Cette nuance diagnostique est cruciale pour les individus qui présentent des biomarqueurs positifs mais qui ne manifestent pas de symptômes cliniques. Si ceux-ci ne représentent que 3% dans la tranche d'âge de 50 à 59 ans, ce chiffre monte à 40% dans la tranche d'âge de 80 à 89 ans. Selon les critères de l'American Alzheimer's Association, toutes ces personnes seraient admissibles à un diagnostic de MA. Or, pour le professeur Frisoni, « 70 % de toutes ces personnes ne développeront jamais la MA ». Alors pourquoi leur poser ce diagnostic pénible ?
Nouvelles catégories
La recommandation de l'équipe internationale revient à reconsidérer les biomarqueurs non pas comme des équivalents de la MA mais simplement comme des indicateurs du dépôt de protéines toxiques qui accompagnent la maladie. Cette nuance permet de définir deux catégories d’individus présentant des biomarqueurs anormaux, ceux ayant des tests de mémoire anormaux et ceux ayant des tests normaux. Le premier groupe souffre de MA tandis que le deuxième groupe présente seulement un risque accru de développer une MA, mais ne l'a pas encore. Ils ne sont donc pas considérés comme malades, mais plutôt à risque.
Un nouveau parcours patient à Genève
Dans le contexte clinique, ces catégories permettent de développer de nouvelles stratégies de surveillance pour les personnes à risque qui ne sont pas actuellement traitées. À Genève, des changements dans les meilleures pratiques ont déjà été amorcés. «Nous bénéficions d'un financement de l'Etat de Genève pour quatre ans afin que d'ici début 2025 notre Centre Mémoire soit en mesure de proposer un nouveau parcours patient aux personnes à risque. Ces voyages comprendront également spécifiquement une évaluation de tous les facteurs de risque connus, y compris les biomarqueurs, mais aussi la dépression et l’isolement social.

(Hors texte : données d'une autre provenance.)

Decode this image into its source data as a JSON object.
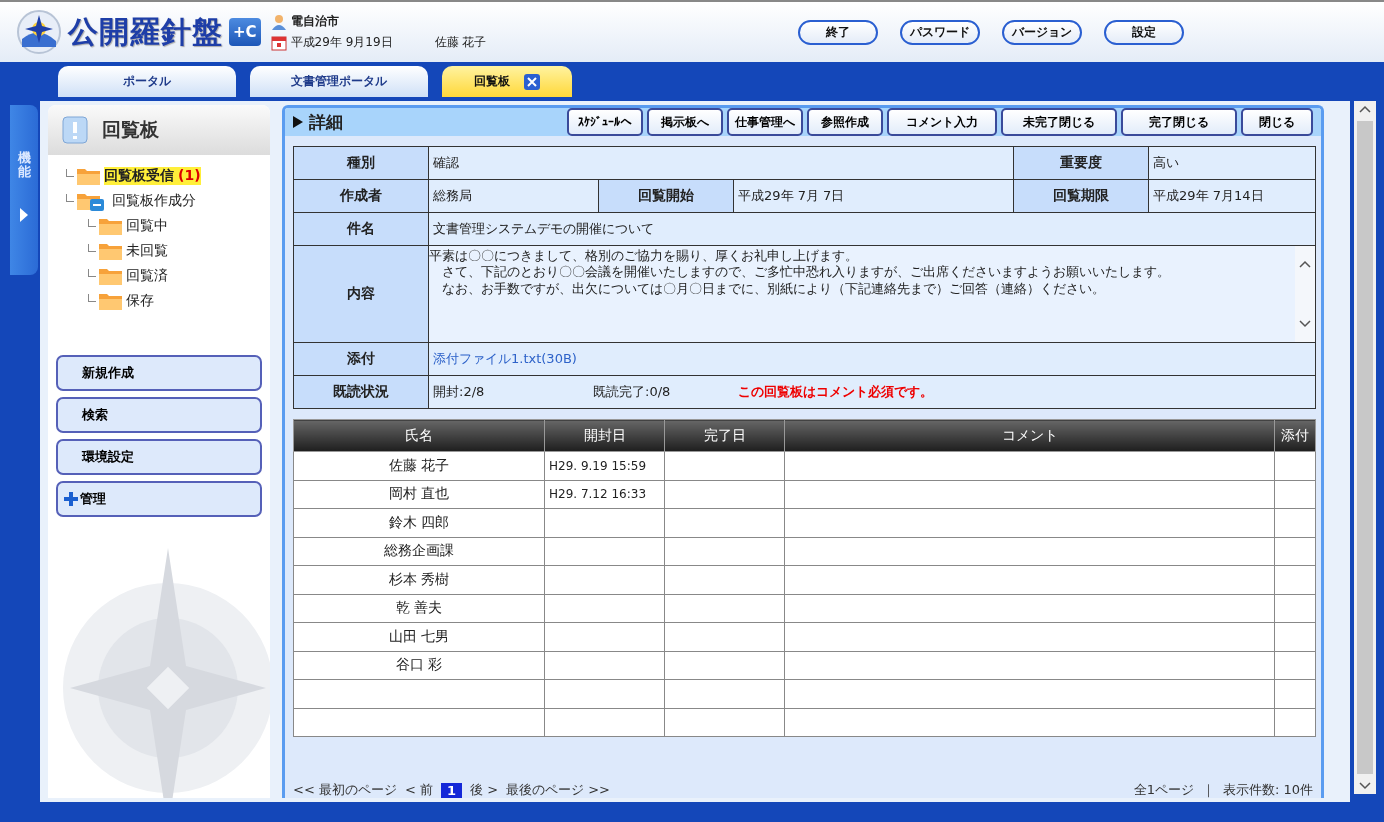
{
  "header": {
    "logo_text": "公開羅針盤",
    "logo_badge": "+C",
    "organization": "電自治市",
    "date": "平成29年 9月19日",
    "user": "佐藤 花子",
    "buttons": [
      "終了",
      "パスワード",
      "バージョン",
      "設定"
    ]
  },
  "tabs": [
    {
      "label": "ポータル",
      "selected": false,
      "closable": false
    },
    {
      "label": "文書管理ポータル",
      "selected": false,
      "closable": false
    },
    {
      "label": "回覧板",
      "selected": true,
      "closable": true
    }
  ],
  "side_strip": {
    "label": "機能"
  },
  "sidebar": {
    "title": "回覧板",
    "tree": [
      {
        "label": "回覧板受信",
        "count": "(1)",
        "highlighted": true
      },
      {
        "label": "回覧板作成分",
        "highlighted": false,
        "expanded": true,
        "children": [
          {
            "label": "回覧中",
            "highlighted": false
          },
          {
            "label": "未回覧",
            "highlighted": false
          },
          {
            "label": "回覧済",
            "highlighted": false
          },
          {
            "label": "保存",
            "highlighted": false
          }
        ]
      }
    ],
    "buttons": [
      {
        "label": "新規作成",
        "kind": "plain"
      },
      {
        "label": "検索",
        "kind": "plain"
      },
      {
        "label": "環境設定",
        "kind": "plain"
      },
      {
        "label": "管理",
        "kind": "expand"
      }
    ]
  },
  "detail": {
    "title": "詳細",
    "buttons": [
      "ｽｹｼﾞｭｰﾙへ",
      "掲示板へ",
      "仕事管理へ",
      "参照作成",
      "コメント入力",
      "未完了閉じる",
      "完了閉じる",
      "閉じる"
    ],
    "fields": {
      "category": {
        "label": "種別",
        "value": "確認"
      },
      "importance": {
        "label": "重要度",
        "value": "高い"
      },
      "creator": {
        "label": "作成者",
        "value": "総務局"
      },
      "start": {
        "label": "回覧開始",
        "value": "平成29年 7月 7日"
      },
      "deadline": {
        "label": "回覧期限",
        "value": "平成29年 7月14日"
      },
      "subject": {
        "label": "件名",
        "value": "文書管理システムデモの開催について"
      },
      "content": {
        "label": "内容",
        "lines": [
          "平素は〇〇につきまして、格別のご協力を賜り、厚くお礼申し上げます。",
          "　さて、下記のとおり〇〇会議を開催いたしますので、ご多忙中恐れ入りますが、ご出席くださいますようお願いいたします。",
          "　なお、お手数ですが、出欠については〇月〇日までに、別紙により（下記連絡先まで）ご回答（連絡）ください。"
        ]
      },
      "attachment": {
        "label": "添付",
        "link": "添付ファイル1.txt(30B)"
      },
      "read_status": {
        "label": "既読状況",
        "opened": "開封:2/8",
        "completed": "既読完了:0/8",
        "notice": "この回覧板はコメント必須です。"
      }
    }
  },
  "table": {
    "columns": [
      "氏名",
      "開封日",
      "完了日",
      "コメント",
      "添付"
    ],
    "rows": [
      {
        "name": "佐藤 花子",
        "opened": "H29. 9.19 15:59"
      },
      {
        "name": "岡村 直也",
        "opened": "H29. 7.12 16:33"
      },
      {
        "name": "鈴木 四郎"
      },
      {
        "name": "総務企画課"
      },
      {
        "name": "杉本 秀樹"
      },
      {
        "name": "乾 善夫"
      },
      {
        "name": "山田 七男"
      },
      {
        "name": "谷口 彩"
      }
    ]
  },
  "pagination": {
    "first": "<< 最初のページ",
    "prev": "< 前",
    "pages": [
      {
        "label": "1",
        "selected": true
      }
    ],
    "next": "後 >",
    "last": "最後のページ >>",
    "total": "全1ページ",
    "separator": "｜",
    "per_page": "表示件数: 10件"
  }
}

Les futurs défis de la recherche
La formulation de ces deux catégories d’individus est également importante pour la recherche car elles permettront de créer des cohortes longitudinales mieux stratifiées. « Le poids de chaque facteur de risque est pour l'instant assez imprécis, précise le professeur Frisoni, et l'ajout de ces catégories dans les études longitudinales permettra de quantifier beaucoup plus précisément le poids de chaque facteur. »
L’inclusion d’individus asymptomatiques dans les essais cliniques permettra également de tester l’efficacité des traitements, notamment des agents hypoamyloïdes, visant à réduire le risque de développer la MA et les déficiences cognitives associées. « À long terme, nous envisageons des traitements personnalisés basés sur des principes d'hygiène de vie et de nutrition tels que les probiotiques, ainsi que sur des médicaments anti-amyloïdes, adaptés au profil de risque de l'individu », conclut le Pr Frisoni.